Second, the Court finds that as submitted for the claimant, the application dated 27.04.2021 is not properly before the Court because the applicant invoked inapplicable provisions of the Civil Procedure Act and the Rules thereunder instead of the applicable provisions of the Employment and Labour Relations Court Act and the Rules of the Court thereunder. As submitted for the claimant and as was held in Speaker of the National Assembly –Versus- James Njenga Karume eKLR, “Where there is a clear procedure for the redress of any particular grievance prescribed by the Constitution or an Act of Parliament, that procedure should be strictly followed. We observe without expressing a concluded view that order 53 of the Civil Procedure Rules cannot oust clear constitutional and statutory provisions.” The applicant failed to invoke the Rules of the Court as the specifically designed written law applicable to the disputes brought before the Court.
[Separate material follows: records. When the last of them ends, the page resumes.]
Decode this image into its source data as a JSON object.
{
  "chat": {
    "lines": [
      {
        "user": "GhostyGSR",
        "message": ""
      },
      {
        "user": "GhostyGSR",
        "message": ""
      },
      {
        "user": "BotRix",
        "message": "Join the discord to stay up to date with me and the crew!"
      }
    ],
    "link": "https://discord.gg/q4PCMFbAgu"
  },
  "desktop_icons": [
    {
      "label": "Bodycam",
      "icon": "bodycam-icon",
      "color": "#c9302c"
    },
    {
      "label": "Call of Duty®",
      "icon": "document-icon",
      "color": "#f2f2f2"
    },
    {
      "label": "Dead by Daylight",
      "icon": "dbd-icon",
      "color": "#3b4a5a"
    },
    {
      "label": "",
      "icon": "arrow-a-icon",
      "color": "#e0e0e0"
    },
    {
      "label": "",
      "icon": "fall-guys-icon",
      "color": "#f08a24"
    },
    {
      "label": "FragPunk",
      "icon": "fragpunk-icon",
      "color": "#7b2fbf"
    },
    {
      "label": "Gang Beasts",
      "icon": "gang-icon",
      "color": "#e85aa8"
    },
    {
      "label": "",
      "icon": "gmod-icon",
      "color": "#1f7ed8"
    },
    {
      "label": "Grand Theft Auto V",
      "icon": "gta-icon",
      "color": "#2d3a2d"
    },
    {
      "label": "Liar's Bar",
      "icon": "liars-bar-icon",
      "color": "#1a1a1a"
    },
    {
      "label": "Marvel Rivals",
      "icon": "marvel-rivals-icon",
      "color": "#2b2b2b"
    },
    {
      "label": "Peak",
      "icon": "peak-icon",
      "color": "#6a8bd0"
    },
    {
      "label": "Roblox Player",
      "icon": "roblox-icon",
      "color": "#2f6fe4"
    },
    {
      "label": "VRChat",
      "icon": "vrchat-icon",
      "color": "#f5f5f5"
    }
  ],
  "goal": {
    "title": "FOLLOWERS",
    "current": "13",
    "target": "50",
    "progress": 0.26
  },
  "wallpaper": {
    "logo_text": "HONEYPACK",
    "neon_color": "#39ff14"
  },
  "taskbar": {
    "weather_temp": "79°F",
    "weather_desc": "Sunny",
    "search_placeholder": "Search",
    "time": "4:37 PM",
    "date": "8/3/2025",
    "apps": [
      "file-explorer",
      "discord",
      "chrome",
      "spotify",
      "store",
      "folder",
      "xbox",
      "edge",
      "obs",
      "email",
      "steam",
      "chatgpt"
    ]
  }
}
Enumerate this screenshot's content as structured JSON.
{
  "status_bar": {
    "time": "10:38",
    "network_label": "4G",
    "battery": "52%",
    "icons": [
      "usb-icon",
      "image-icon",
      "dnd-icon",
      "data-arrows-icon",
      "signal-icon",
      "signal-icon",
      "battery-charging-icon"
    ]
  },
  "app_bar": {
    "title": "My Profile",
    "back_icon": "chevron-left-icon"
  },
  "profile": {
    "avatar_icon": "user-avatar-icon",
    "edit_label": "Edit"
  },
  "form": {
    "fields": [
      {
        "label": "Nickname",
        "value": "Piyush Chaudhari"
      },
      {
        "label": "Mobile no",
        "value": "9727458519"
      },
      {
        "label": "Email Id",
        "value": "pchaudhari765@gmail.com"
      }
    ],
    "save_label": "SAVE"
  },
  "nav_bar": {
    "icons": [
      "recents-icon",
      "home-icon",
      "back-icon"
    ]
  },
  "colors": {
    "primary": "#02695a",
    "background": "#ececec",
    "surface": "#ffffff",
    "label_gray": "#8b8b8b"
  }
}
The Court observes that despite the claimant raising the issue in the replying affidavit, the applicant failed to make submissions in that regard and the applicant is deemed to concede that indeed, the application invoked inapplicable provisions while disregarding the applicable constitutional and statutory provisions as urged for the claimant.
Third, as submitted for the claimant and which is not in dispute, the applicant prayed for an order, “THAT the ex-parte orders granted on 26th March, 2021 be set aside.” The Court finds that as submitted, there being no order given on 26.03.2021 on record, the applicant is bound by its pleadings and the application is found incompetent.
In conclusion, the application by the notice of motion dated 27.04.2021 and filed on 28.04.2021 for the respondent in the suit is hereby dismissed with costs and parties to take further steps towards the expeditious resolution of the suit.
SIGNED, DATED AND DELIVERED BY VIDEO-LINK AND IN COURT AT MOMBASA THIS FRIDAY 19TH NOVEMBER, 2021.